Since R 3.4 was just released and it will be a while before 3.5 hits the shelves, it may be helpful to backport the fix to Bioconductor 3.4.
Regards,
Keith
System info:
R 3.4
> sessionInfo() R version 3.4.0 (2017-04-21) Platform: x86_64-pc-linux-gnu (64-bit) Running under: Arch Linux Matrix products: default BLAS: /usr/lib/libblas.so.3.7.0 LAPACK: /usr/lib/liblapack.so.3.7.0 locale: [1] LC_CTYPE=en_US.UTF-8 LC_NUMERIC=C [3] LC_TIME=en_US.UTF-8 LC_COLLATE=en_US.UTF-8 [5] LC_MONETARY=en_US.UTF-8 LC_MESSAGES=en_US.UTF-8 [7] LC_PAPER=en_US.UTF-8 LC_NAME=C [9] LC_ADDRESS=C LC_TELEPHONE=C [11] LC_MEASUREMENT=en_US.UTF-8 LC_IDENTIFICATION=C attached base packages: [1] parallel stats4 stats graphics grDevices utils datasets [8] methods base other attached packages: [1] rtracklayer_1.34.2 GenomicRanges_1.26.4 GenomeInfoDb_1.11.11 [4] IRanges_2.8.2 S4Vectors_0.12.2 BiocGenerics_0.20.0 [7] colorout_1.1-2 loaded via a namespace (and not attached): [1] lattice_0.20-35 XML_3.98-1.6 [3] Rsamtools_1.26.2 Biostrings_2.42.1 [5] GenomicAlignments_1.10.1 bitops_1.0-6 [7] grid_3.4.0 zlibbioc_1.20.0 [9] XVector_0.14.1 Matrix_1.2-9 [11] BiocParallel_1.8.2 tools_3.4.0 [13] Biobase_2.34.0 RCurl_1.95-4.8 [15] compiler_3.4.0 SummarizedExperiment_1.4.0 [17] GenomeInfoDbData_0.99.0
R SVN (3.5)
> sessionInfo()
R Under development (unstable) (2017-04-24 r72617)

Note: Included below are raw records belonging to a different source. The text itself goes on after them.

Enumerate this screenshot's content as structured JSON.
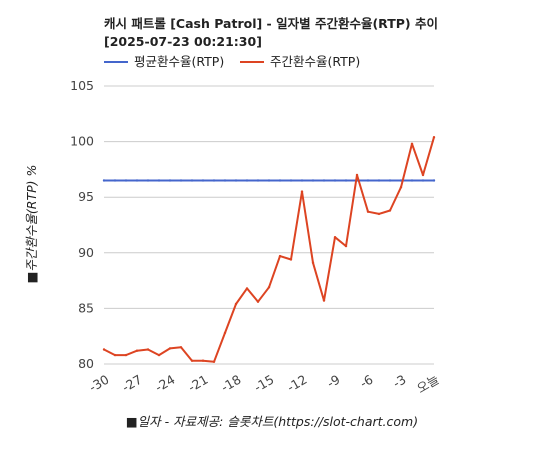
{
  "chart_data": {
    "type": "line",
    "title_line1": "캐시 패트롤 [Cash Patrol] - 일자별 주간환수율(RTP) 추이",
    "title_line2": "[2025-07-23 00:21:30]",
    "ylabel": "■주간환수율(RTP) %",
    "xlabel": "■일자 - 자료제공: 슬롯차트(https://slot-chart.com)",
    "ylim": [
      80,
      105
    ],
    "yticks": [
      "80",
      "85",
      "90",
      "95",
      "100",
      "105"
    ],
    "xticks": [
      "-30",
      "-27",
      "-24",
      "-21",
      "-18",
      "-15",
      "-12",
      "-9",
      "-6",
      "-3",
      "오늘"
    ],
    "grid": true,
    "legend_position": "top-left",
    "x": [
      -30,
      -29,
      -28,
      -27,
      -26,
      -25,
      -24,
      -23,
      -22,
      -21,
      -20,
      -19,
      -18,
      -17,
      -16,
      -15,
      -14,
      -13,
      -12,
      -11,
      -10,
      -9,
      -8,
      -7,
      -6,
      -5,
      -4,
      -3,
      -2,
      -1,
      0
    ],
    "series": [
      {
        "name": "평균환수율(RTP)",
        "color": "#4466cc",
        "values": [
          96.5,
          96.5,
          96.5,
          96.5,
          96.5,
          96.5,
          96.5,
          96.5,
          96.5,
          96.5,
          96.5,
          96.5,
          96.5,
          96.5,
          96.5,
          96.5,
          96.5,
          96.5,
          96.5,
          96.5,
          96.5,
          96.5,
          96.5,
          96.5,
          96.5,
          96.5,
          96.5,
          96.5,
          96.5,
          96.5,
          96.5
        ]
      },
      {
        "name": "주간환수율(RTP)",
        "color": "#dd4422",
        "values": [
          81.3,
          80.8,
          80.8,
          81.2,
          81.3,
          80.8,
          81.4,
          81.5,
          80.3,
          80.3,
          80.2,
          82.8,
          85.4,
          86.8,
          85.6,
          86.9,
          89.7,
          89.4,
          95.5,
          89.1,
          85.7,
          91.4,
          90.6,
          97.0,
          93.7,
          93.5,
          93.8,
          95.9,
          99.8,
          97.0,
          100.4
        ]
      }
    ]
  }
}
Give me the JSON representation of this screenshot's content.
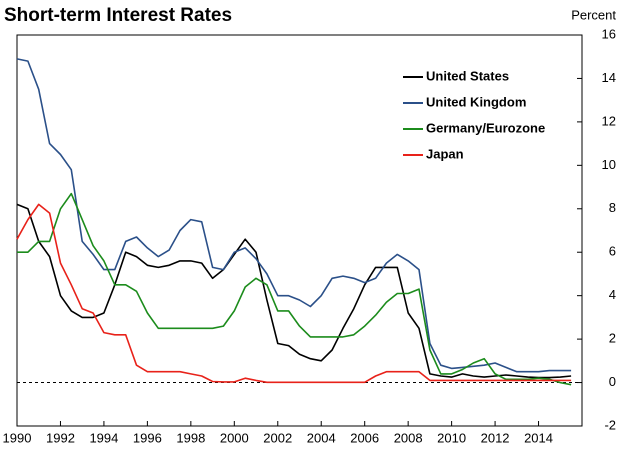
{
  "chart_data": {
    "type": "line",
    "title": "Short-term Interest Rates",
    "y_label": "Percent",
    "x": [
      1990,
      1990.5,
      1991,
      1991.5,
      1992,
      1992.5,
      1993,
      1993.5,
      1994,
      1994.5,
      1995,
      1995.5,
      1996,
      1996.5,
      1997,
      1997.5,
      1998,
      1998.5,
      1999,
      1999.5,
      2000,
      2000.5,
      2001,
      2001.5,
      2002,
      2002.5,
      2003,
      2003.5,
      2004,
      2004.5,
      2005,
      2005.5,
      2006,
      2006.5,
      2007,
      2007.5,
      2008,
      2008.5,
      2009,
      2009.5,
      2010,
      2010.5,
      2011,
      2011.5,
      2012,
      2012.5,
      2013,
      2013.5,
      2014,
      2014.5,
      2015,
      2015.5
    ],
    "series": [
      {
        "name": "United States",
        "color": "#000000",
        "values": [
          8.2,
          8.0,
          6.5,
          5.8,
          4.0,
          3.3,
          3.0,
          3.0,
          3.2,
          4.5,
          6.0,
          5.8,
          5.4,
          5.3,
          5.4,
          5.6,
          5.6,
          5.5,
          4.8,
          5.2,
          5.9,
          6.6,
          6.0,
          3.8,
          1.8,
          1.7,
          1.3,
          1.1,
          1.0,
          1.5,
          2.5,
          3.4,
          4.5,
          5.3,
          5.3,
          5.3,
          3.2,
          2.5,
          0.4,
          0.3,
          0.25,
          0.4,
          0.3,
          0.25,
          0.3,
          0.35,
          0.3,
          0.25,
          0.23,
          0.23,
          0.25,
          0.3
        ]
      },
      {
        "name": "United Kingdom",
        "color": "#2b5089",
        "values": [
          14.9,
          14.8,
          13.5,
          11.0,
          10.5,
          9.8,
          6.5,
          5.9,
          5.2,
          5.2,
          6.5,
          6.7,
          6.2,
          5.8,
          6.1,
          7.0,
          7.5,
          7.4,
          5.3,
          5.2,
          6.0,
          6.2,
          5.7,
          5.0,
          4.0,
          4.0,
          3.8,
          3.5,
          4.0,
          4.8,
          4.9,
          4.8,
          4.6,
          4.8,
          5.5,
          5.9,
          5.6,
          5.2,
          1.8,
          0.8,
          0.65,
          0.7,
          0.75,
          0.8,
          0.9,
          0.7,
          0.5,
          0.5,
          0.5,
          0.55,
          0.55,
          0.55
        ]
      },
      {
        "name": "Germany/Eurozone",
        "color": "#1c8c1c",
        "values": [
          6.0,
          6.0,
          6.5,
          6.5,
          8.0,
          8.7,
          7.5,
          6.3,
          5.6,
          4.5,
          4.5,
          4.2,
          3.2,
          2.5,
          2.5,
          2.5,
          2.5,
          2.5,
          2.5,
          2.6,
          3.3,
          4.4,
          4.8,
          4.5,
          3.3,
          3.3,
          2.6,
          2.1,
          2.1,
          2.1,
          2.1,
          2.2,
          2.6,
          3.1,
          3.7,
          4.1,
          4.1,
          4.3,
          1.5,
          0.4,
          0.4,
          0.6,
          0.9,
          1.1,
          0.4,
          0.15,
          0.15,
          0.15,
          0.2,
          0.15,
          0.0,
          -0.1
        ]
      },
      {
        "name": "Japan",
        "color": "#e8221a",
        "values": [
          6.6,
          7.5,
          8.2,
          7.8,
          5.5,
          4.5,
          3.4,
          3.2,
          2.3,
          2.2,
          2.2,
          0.8,
          0.5,
          0.5,
          0.5,
          0.5,
          0.4,
          0.3,
          0.05,
          0.03,
          0.03,
          0.2,
          0.1,
          0.01,
          0.01,
          0.01,
          0.01,
          0.01,
          0.01,
          0.01,
          0.01,
          0.01,
          0.01,
          0.3,
          0.5,
          0.5,
          0.5,
          0.5,
          0.1,
          0.1,
          0.1,
          0.1,
          0.1,
          0.1,
          0.1,
          0.1,
          0.1,
          0.1,
          0.1,
          0.1,
          0.1,
          0.1
        ]
      }
    ],
    "xlim": [
      1990,
      2016
    ],
    "xticks": [
      1990,
      1992,
      1994,
      1996,
      1998,
      2000,
      2002,
      2004,
      2006,
      2008,
      2010,
      2012,
      2014
    ],
    "ylim": [
      -2,
      16
    ],
    "yticks": [
      -2,
      0,
      2,
      4,
      6,
      8,
      10,
      12,
      14,
      16
    ],
    "legend": "top-right"
  }
}
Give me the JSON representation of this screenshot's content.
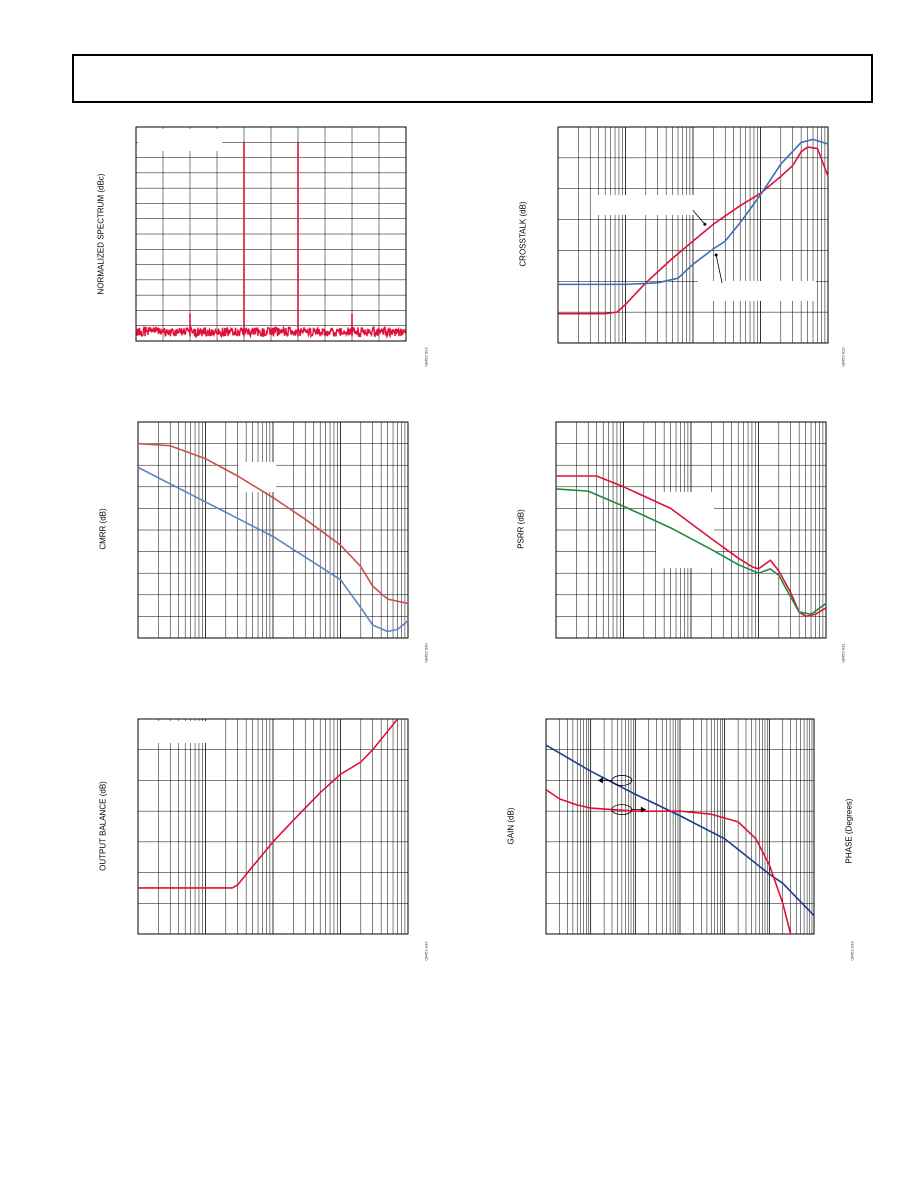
{
  "colors": {
    "red": "#e0103a",
    "blue": "#3f6fb2",
    "navy": "#1b3f8b",
    "green": "#1f8a3a",
    "brick": "#c8504a",
    "steel": "#5b86c4"
  },
  "chart_data": [
    {
      "id": "spectrum",
      "type": "line",
      "ylabel": "NORMALIZED SPECTRUM (dBc)",
      "figure_id": "08452-023",
      "x_scale": "linear",
      "xlim": [
        0,
        10
      ],
      "ylim": [
        -130,
        10
      ],
      "x_gridlines": [
        1,
        2,
        3,
        4,
        5,
        6,
        7,
        8,
        9
      ],
      "y_gridlines": [
        0,
        -10,
        -20,
        -30,
        -40,
        -50,
        -60,
        -70,
        -80,
        -90,
        -100,
        -110,
        -120
      ],
      "noise_floor": [
        -127,
        -121
      ],
      "series": [
        {
          "color": "red",
          "spikes": [
            {
              "x": 2.0,
              "y": -112
            },
            {
              "x": 4.0,
              "y": 0
            },
            {
              "x": 6.0,
              "y": 0
            },
            {
              "x": 8.0,
              "y": -112
            }
          ]
        }
      ],
      "legend_placeholder": "top-left"
    },
    {
      "id": "crosstalk",
      "type": "line",
      "ylabel": "CROSSTALK (dB)",
      "figure_id": "08452-029",
      "x_scale": "log",
      "xlim": [
        0.1,
        1000
      ],
      "ylim": [
        -140,
        0
      ],
      "y_gridlines": [
        -20,
        -40,
        -60,
        -80,
        -100,
        -120
      ],
      "series": [
        {
          "color": "red",
          "points": [
            [
              0.1,
              -121
            ],
            [
              0.5,
              -121
            ],
            [
              0.75,
              -120
            ],
            [
              1,
              -115
            ],
            [
              2,
              -101
            ],
            [
              5,
              -85
            ],
            [
              10,
              -74
            ],
            [
              20,
              -63
            ],
            [
              50,
              -51
            ],
            [
              100,
              -43
            ],
            [
              200,
              -32
            ],
            [
              300,
              -25
            ],
            [
              400,
              -16
            ],
            [
              500,
              -13
            ],
            [
              700,
              -14
            ],
            [
              1000,
              -32
            ]
          ]
        },
        {
          "color": "blue",
          "points": [
            [
              0.1,
              -102
            ],
            [
              1,
              -102
            ],
            [
              3,
              -101
            ],
            [
              6,
              -98
            ],
            [
              10,
              -89
            ],
            [
              20,
              -79
            ],
            [
              30,
              -74
            ],
            [
              50,
              -62
            ],
            [
              100,
              -44
            ],
            [
              200,
              -24
            ],
            [
              400,
              -10
            ],
            [
              600,
              -8
            ],
            [
              1000,
              -11
            ]
          ]
        }
      ],
      "annotations": [
        {
          "label_slot": "upper",
          "arrow_to": [
            15,
            -63
          ]
        },
        {
          "label_slot": "lower",
          "arrow_to": [
            22,
            -83
          ]
        }
      ]
    },
    {
      "id": "cmrr",
      "type": "line",
      "ylabel": "CMRR (dB)",
      "figure_id": "08452-030",
      "x_scale": "log",
      "xlim": [
        0.1,
        1000
      ],
      "ylim": [
        -100,
        0
      ],
      "y_gridlines": [
        -10,
        -20,
        -30,
        -40,
        -50,
        -60,
        -70,
        -80,
        -90
      ],
      "series": [
        {
          "color": "brick",
          "points": [
            [
              0.1,
              -10
            ],
            [
              0.3,
              -11
            ],
            [
              1,
              -17
            ],
            [
              3,
              -25
            ],
            [
              10,
              -35
            ],
            [
              30,
              -45
            ],
            [
              100,
              -57
            ],
            [
              200,
              -67
            ],
            [
              300,
              -76
            ],
            [
              500,
              -82
            ],
            [
              1000,
              -84
            ]
          ]
        },
        {
          "color": "steel",
          "points": [
            [
              0.1,
              -21
            ],
            [
              1,
              -37
            ],
            [
              10,
              -53
            ],
            [
              100,
              -73
            ],
            [
              200,
              -86
            ],
            [
              300,
              -94
            ],
            [
              500,
              -97
            ],
            [
              700,
              -96
            ],
            [
              1000,
              -92
            ]
          ]
        }
      ],
      "legend_placeholder": "upper-center"
    },
    {
      "id": "psrr",
      "type": "line",
      "ylabel": "PSRR (dB)",
      "figure_id": "08452-031",
      "x_scale": "log",
      "xlim": [
        0.1,
        1000
      ],
      "ylim": [
        -100,
        0
      ],
      "y_gridlines": [
        -10,
        -20,
        -30,
        -40,
        -50,
        -60,
        -70,
        -80,
        -90
      ],
      "series": [
        {
          "color": "red",
          "points": [
            [
              0.1,
              -25
            ],
            [
              0.4,
              -25
            ],
            [
              1,
              -30
            ],
            [
              5,
              -40
            ],
            [
              20,
              -54
            ],
            [
              50,
              -63
            ],
            [
              80,
              -67
            ],
            [
              100,
              -68
            ],
            [
              150,
              -64
            ],
            [
              200,
              -69
            ],
            [
              300,
              -79
            ],
            [
              400,
              -88
            ],
            [
              500,
              -90
            ],
            [
              700,
              -89
            ],
            [
              1000,
              -86
            ]
          ]
        },
        {
          "color": "green",
          "points": [
            [
              0.1,
              -31
            ],
            [
              0.3,
              -32
            ],
            [
              1,
              -39
            ],
            [
              5,
              -49
            ],
            [
              20,
              -59
            ],
            [
              50,
              -66
            ],
            [
              100,
              -70
            ],
            [
              150,
              -68
            ],
            [
              200,
              -71
            ],
            [
              300,
              -81
            ],
            [
              400,
              -88
            ],
            [
              600,
              -89
            ],
            [
              1000,
              -84
            ]
          ]
        }
      ],
      "legend_placeholder": "upper-right"
    },
    {
      "id": "output_balance",
      "type": "line",
      "ylabel": "OUTPUT BALANCE (dB)",
      "figure_id": "08452-032",
      "x_scale": "log",
      "xlim": [
        0.1,
        1000
      ],
      "ylim": [
        -70,
        0
      ],
      "y_gridlines": [
        -10,
        -20,
        -30,
        -40,
        -50,
        -60
      ],
      "series": [
        {
          "color": "red",
          "points": [
            [
              0.1,
              -55
            ],
            [
              1,
              -55
            ],
            [
              2.5,
              -55
            ],
            [
              3,
              -54
            ],
            [
              5,
              -48
            ],
            [
              10,
              -40
            ],
            [
              20,
              -33
            ],
            [
              50,
              -24
            ],
            [
              100,
              -18
            ],
            [
              200,
              -14
            ],
            [
              300,
              -10
            ],
            [
              500,
              -4
            ],
            [
              700,
              0
            ]
          ]
        }
      ],
      "legend_placeholder": "top-left"
    },
    {
      "id": "gain_phase",
      "type": "line",
      "ylabel": "GAIN (dB)",
      "y2label": "PHASE (Degrees)",
      "figure_id": "08452-033",
      "x_scale": "log",
      "xlim": [
        0.001,
        1000
      ],
      "ylim": [
        -140,
        0
      ],
      "y_gridlines": [
        -20,
        -40,
        -60,
        -80,
        -100,
        -120
      ],
      "series": [
        {
          "color": "navy",
          "points": [
            [
              0.001,
              -17
            ],
            [
              0.01,
              -34
            ],
            [
              0.1,
              -49
            ],
            [
              1,
              -63
            ],
            [
              10,
              -78
            ],
            [
              100,
              -101
            ],
            [
              200,
              -107
            ],
            [
              1000,
              -128
            ]
          ]
        },
        {
          "color": "red",
          "points": [
            [
              0.001,
              -46
            ],
            [
              0.002,
              -52
            ],
            [
              0.005,
              -56
            ],
            [
              0.01,
              -58
            ],
            [
              0.1,
              -60
            ],
            [
              1,
              -60
            ],
            [
              5,
              -62
            ],
            [
              20,
              -67
            ],
            [
              50,
              -78
            ],
            [
              100,
              -95
            ],
            [
              200,
              -120
            ],
            [
              300,
              -140
            ]
          ]
        }
      ],
      "annotations": [
        {
          "ellipse_at": [
            0.05,
            -40
          ],
          "arrow_dir": "left"
        },
        {
          "ellipse_at": [
            0.05,
            -59
          ],
          "arrow_dir": "right"
        }
      ]
    }
  ]
}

Platform: x86_64-pc-linux-gnu (64-bit)
Running under: Arch Linux
Matrix products: default
BLAS: /usr/lib/libblas.so.3.7.0
LAPACK: /usr/lib/liblapack.so.3.7.0
locale:
[1] LC_CTYPE=en_US.UTF-8 LC_NUMERIC=C
[3] LC_TIME=en_US.UTF-8 LC_COLLATE=en_US.UTF-8
[5] LC_MONETARY=en_US.UTF-8 LC_MESSAGES=en_US.UTF-8
[7] LC_PAPER=en_US.UTF-8 LC_NAME=C
[9] LC_ADDRESS=C LC_TELEPHONE=C
[11] LC_MEASUREMENT=en_US.UTF-8 LC_IDENTIFICATION=C
attached base packages:
[1] parallel stats4 stats graphics grDevices utils datasets
[8] methods base
other attached packages:
[1] rtracklayer_1.35.12 GenomicRanges_1.27.23 GenomeInfoDb_1.11.11
[4] IRanges_2.9.19 S4Vectors_0.13.17 BiocGenerics_0.21.3
[7] colorout_1.1-2
loaded via a namespace (and not attached):
[1] XVector_0.15.2 zlibbioc_1.21.0
[3] GenomicAlignments_1.11.12 BiocParallel_1.9.6
[5] lattice_0.20-35 tools_3.5.0
[7] SummarizedExperiment_1.5.10 grid_3.5.0
[9] Biobase_2.35.1 matrixStats_0.52.2
[11] Matrix_1.2-9 GenomeInfoDbData_0.99.0
[13] bitops_1.0-6 RCurl_1.95-4.8
[15] DelayedArray_0.1.11 compiler_3.5.0
[17] Biostrings_2.43.8 Rsamtools_1.27.16
[19] XML_3.98-1.6
It looks like GenomeInfoDb is from Bioconductor 3.5, not 3.4. And just so it's clear, Bioc 3.5 is targeting R 3.4, not R 3.5. We will not target R 3.5 until Bioc 3.7. It's only coincidental that the versions are so similar now.
Good catch! It looks like the "3.4" directory may have been previously used by the SVN version of of R, and some newer packages got mixed in. Martin's suggestion below further supports this. Thanks for the insight!